Sean finished filling the dishwasher and came and sat down, leaning his forearms on the table and linking his fingers together. When they weren’t actually engaged in activity he’d always had the quietest hands.

“What do you know about a mob called the Devil’s Bridge Club?” he asked Jacob.

Jacob reached for his mug, took a sip. “Not much,” he said but there was something uneasy tugging at the back of his voice. He must have heard it, too, and he rushed to elaborate. “I know of them, of course. Can’t go to Devil’s Bridge of a Sunday and not be aware of that bunch of idiots. Why?”

It was quite something, I thought, for a rider as fast and as fearless as Jacob to refer to them that way.

“So you don’t know about Jamie being part of some jaunt to Ireland they’ve got planned?” Sean asked. He’d kept his voice absolutely level, but there was still a challenge there, even so, that wasn’t lost on Jacob.

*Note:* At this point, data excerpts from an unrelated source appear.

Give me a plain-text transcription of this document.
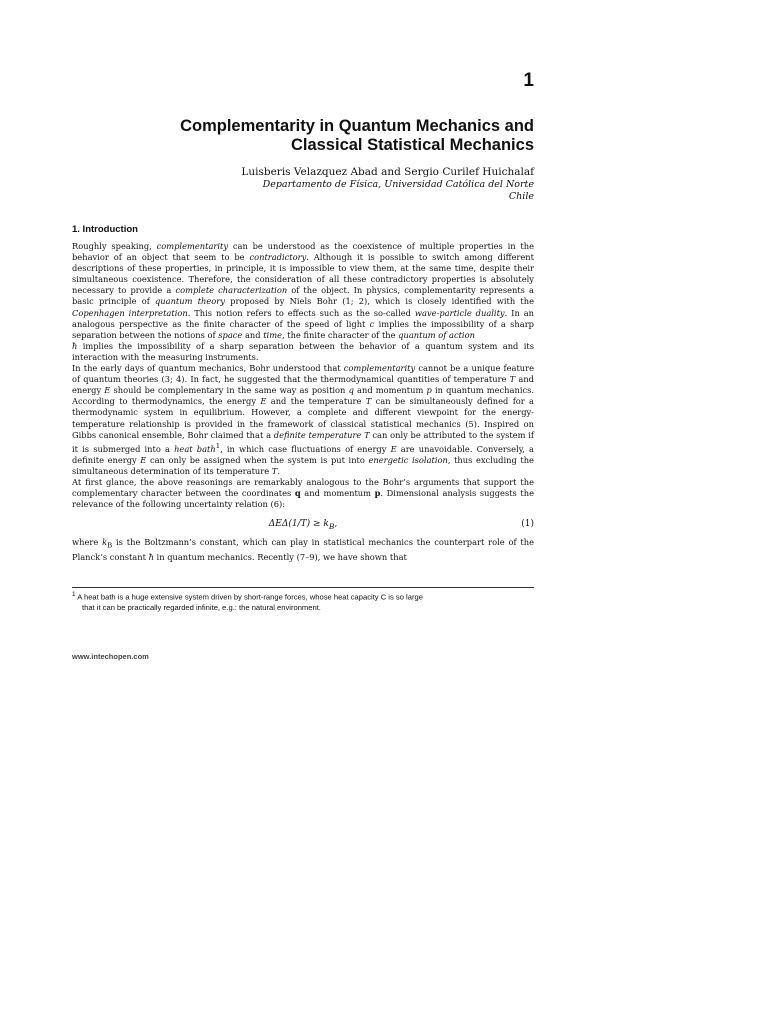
1
Complementarity in Quantum Mechanics and
Classical Statistical Mechanics
Luisberis Velazquez Abad and Sergio Curilef Huichalaf
Departamento de Física, Universidad Católica del Norte
Chile
1. Introduction

Roughly speaking, complementarity can be understood as the coexistence of multiple properties in the behavior of an object that seem to be contradictory. Although it is possible to switch among different descriptions of these properties, in principle, it is impossible to view them, at the same time, despite their simultaneous coexistence. Therefore, the consideration of all these contradictory properties is absolutely necessary to provide a complete characterization of the object. In physics, complementarity represents a basic principle of quantum theory proposed by Niels Bohr (1; 2), which is closely identified with the Copenhagen interpretation. This notion refers to effects such as the so-called wave-particle duality. In an analogous perspective as the finite character of the speed of light c implies the impossibility of a sharp separation between the notions of space and time, the finite character of the quantum of action
ħ implies the impossibility of a sharp separation between the behavior of a quantum system and its interaction with the measuring instruments.

In the early days of quantum mechanics, Bohr understood that complementarity cannot be a unique feature of quantum theories (3; 4). In fact, he suggested that the thermodynamical quantities of temperature T and energy E should be complementary in the same way as position q and momentum p in quantum mechanics. According to thermodynamics, the energy E and the temperature T can be simultaneously defined for a thermodynamic system in equilibrium. However, a complete and different viewpoint for the energy-temperature relationship is provided in the framework of classical statistical mechanics (5). Inspired on Gibbs canonical ensemble, Bohr claimed that a definite temperature T can only be attributed to the system if it is submerged into a heat bath$^1$, in which case fluctuations of energy E are unavoidable. Conversely, a definite energy E can only be assigned when the system is put into energetic isolation, thus excluding the simultaneous determination of its temperature T.

At first glance, the above reasonings are remarkably analogous to the Bohr’s arguments that support the complementary character between the coordinates q and momentum p. Dimensional analysis suggests the relevance of the following uncertainty relation (6):

$\Delta E\Delta(1/T) \ge k_B$,	(1)

where $k_B$ is the Boltzmann’s constant, which can play in statistical mechanics the counterpart role of the Planck’s constant ħ in quantum mechanics. Recently (7–9), we have shown that

$^1$ A heat bath is a huge extensive system driven by short-range forces, whose heat capacity C is so large
that it can be practically regarded infinite, e.g.: the natural environment.
www.intechopen.com
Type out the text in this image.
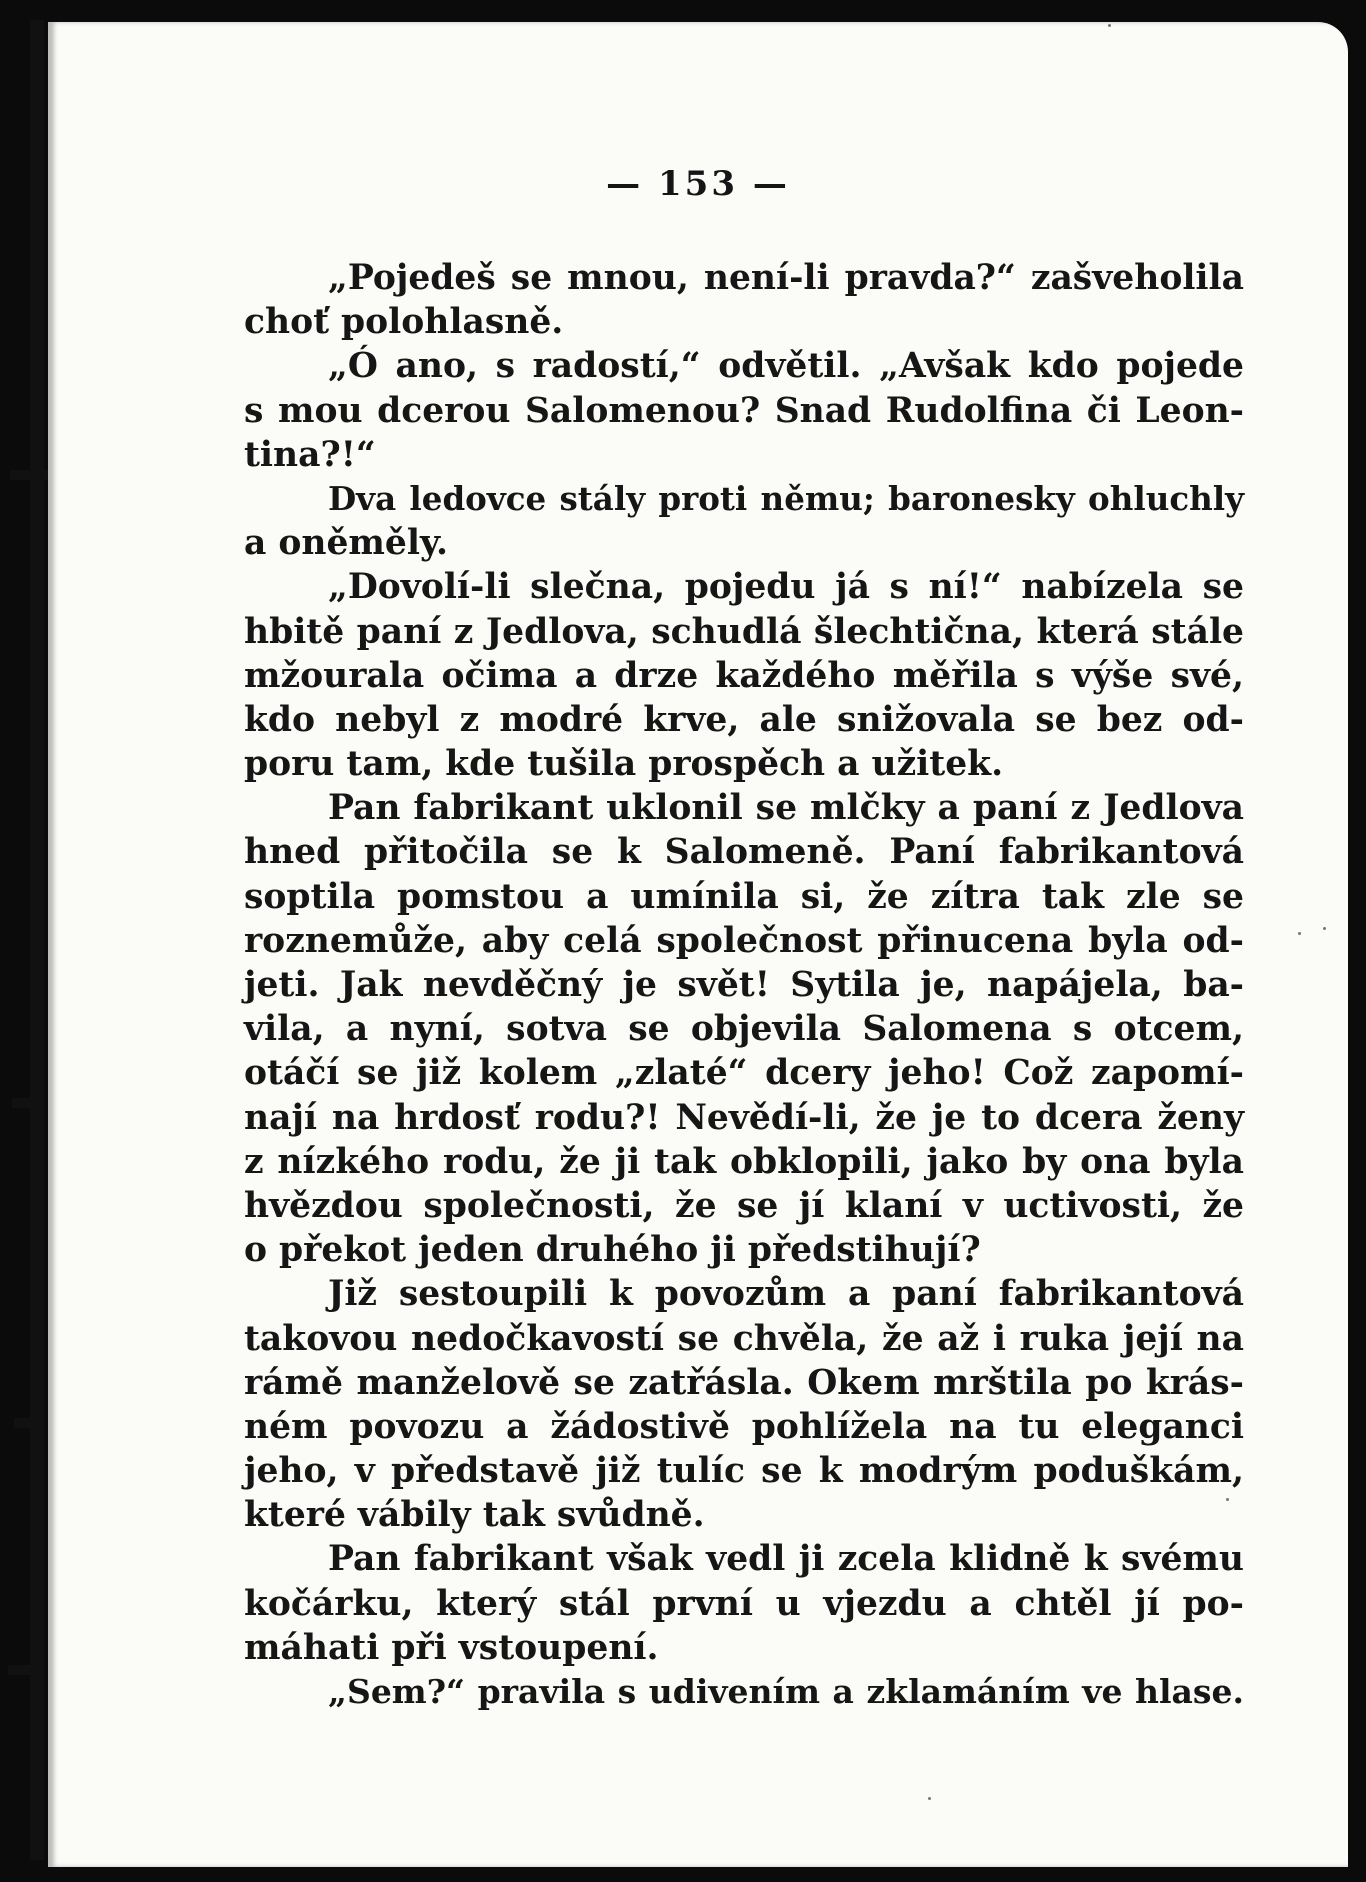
— 153 —
„Pojedeš se mnou, není-li pravda?“ zašveholila
choť polohlasně.
„Ó ano, s radostí,“ odvětil. „Avšak kdo pojede
s mou dcerou Salomenou? Snad Rudolfina či Leon-
tina?!“
Dva ledovce stály proti němu; baronesky ohluchly
a oněměly.
„Dovolí-li slečna, pojedu já s ní!“ nabízela se
hbitě paní z Jedlova, schudlá šlechtična, která stále
mžourala očima a drze každého měřila s výše své,
kdo nebyl z modré krve, ale snižovala se bez od-
poru tam, kde tušila prospěch a užitek.
Pan fabrikant uklonil se mlčky a paní z Jedlova
hned přitočila se k Salomeně. Paní fabrikantová
soptila pomstou a umínila si, že zítra tak zle se
roznemůže, aby celá společnost přinucena byla od-
jeti. Jak nevděčný je svět! Sytila je, napájela, ba-
vila, a nyní, sotva se objevila Salomena s otcem,
otáčí se již kolem „zlaté“ dcery jeho! Což zapomí-
nají na hrdosť rodu?! Nevědí-li, že je to dcera ženy
z nízkého rodu, že ji tak obklopili, jako by ona byla
hvězdou společnosti, že se jí klaní v uctivosti, že
o překot jeden druhého ji předstihují?
Již sestoupili k povozům a paní fabrikantová
takovou nedočkavostí se chvěla, že až i ruka její na
rámě manželově se zatřásla. Okem mrštila po krás-
ném povozu a žádostivě pohlížela na tu eleganci
jeho, v představě již tulíc se k modrým poduškám,
které vábily tak svůdně.
Pan fabrikant však vedl ji zcela klidně k svému
kočárku, který stál první u vjezdu a chtěl jí po-
máhati při vstoupení.
„Sem?“ pravila s udivením a zklamáním ve hlase.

“Is he?” he said, his expression hardening fractionally. “Well, I’d have hoped he’d have more sense, but the lad’s old enough to make his own mistakes.”

“But you’re not a member yourself?”

“Of course not,” Jacob said, more confidently now, with maybe a touch of defiance. “Why would you think so?”

“Just something we heard,” Sean said with a shrug, and suddenly I wished he hadn’t included me in that statement.

As it was Jacob sat back in his chair and looked sharply from one of us to the other. “I think,” he said grimly, “you’d better tell me what else it is you’ve heard.”